When Target faced some backlash about this invasion of privacy (for example, after it sent baby coupons to the home of a pregnant teen whose family didn’t know she was pregnant), they decided not to scale back their information-collecting but to hide it from customers:

“The question became: how could they get their advertisements into expectant mothers’ hands without making it appear they were spying on them? How do you take advantage of someone’s habits without letting them know you’re studying their lives?”

The answer that Target devised was to send people combinations of behaviorally-targeted coupons and coupons that they knew the customers would never use, so that it would look like a standard, non-targeted set of coupons. As a Targer executive explained, “We started mixing in all these ads for things we knew pregnant women would never buy, so the baby ads looked random. We’d put an ad for a lawn mower next to diapers. We’d put a coupon for wineglasses next to infant clothes. That way, it looked like all the products were chosen by chance.”

Creepy, huh? What makes it creepier is that according to the article, all of this tracking is within the law.

This demonstrates to me, at least, that we need stronger laws against behavioral tracking, not only on the Internet but in physical stores like Target as well.
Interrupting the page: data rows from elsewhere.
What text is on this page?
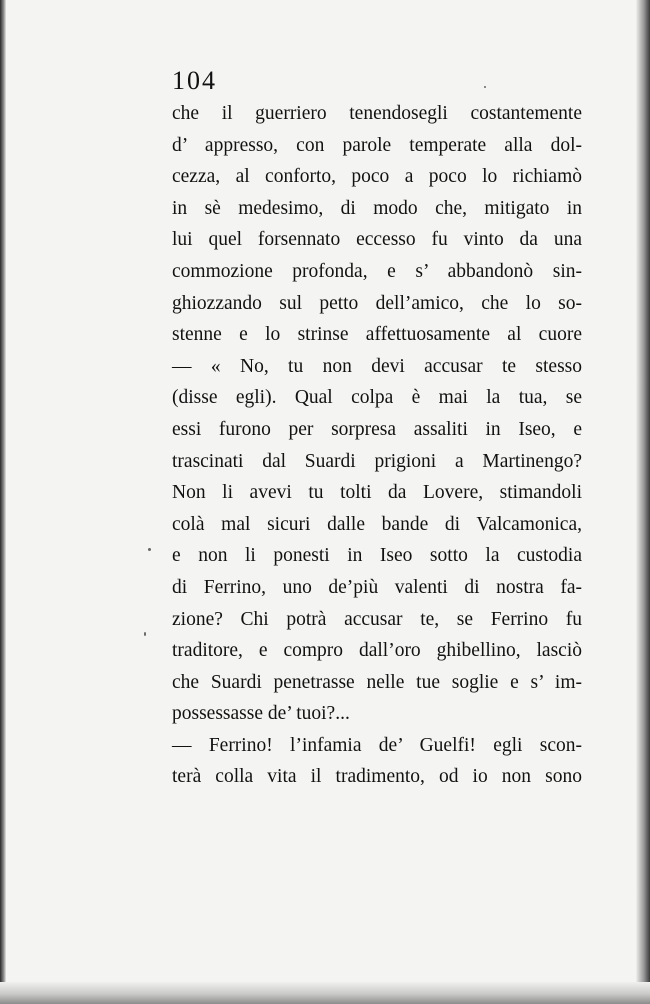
104
che il guerriero tenendosegli costantemente
d’ appresso, con parole temperate alla dol-
cezza, al conforto, poco a poco lo richiamò
in sè medesimo, di modo che, mitigato in
lui quel forsennato eccesso fu vinto da una
commozione profonda, e s’ abbandonò sin-
ghiozzando sul petto dell’amico, che lo so-
stenne e lo strinse affettuosamente al cuore
— « No, tu non devi accusar te stesso
(disse egli). Qual colpa è mai la tua, se
essi furono per sorpresa assaliti in Iseo, e
trascinati dal Suardi prigioni a Martinengo?
Non li avevi tu tolti da Lovere, stimandoli
colà mal sicuri dalle bande di Valcamonica,
e non li ponesti in Iseo sotto la custodia
di Ferrino, uno de’più valenti di nostra fa-
zione? Chi potrà accusar te, se Ferrino fu
traditore, e compro dall’oro ghibellino, lasciò
che Suardi penetrasse nelle tue soglie e s’ im-
possessasse de’ tuoi?...
— Ferrino! l’infamia de’ Guelfi! egli scon-
terà colla vita il tradimento, od io non sono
Stores need to collect some information in order to function, for example, they need to run credit cards through a computer in order for people to pay, and cashiers need to see what a customer is purchasing inorder to ring up the transaction. It also makes sense for stores to track which items are the most popular, which items are returned the most often, in which seasons certain items are most frequently bought, and other general statistics. But in my opinion, unless customers consetnt, it is not okay for stores to create profiles of individuals, in other words to connect information about what a particular customer purchased from one visit to the next. If someone wants to consent to being tracked, perhaps in exchange for coupons or other discounts, fine. (Although there is a fine line between this and punishing people who do not want to be tracked by charging them higher prices, which is not fine.) But for businesses to track personal information about their customers without giving them any meaningful choice in the matter violates people’s rights to privacy and liberty.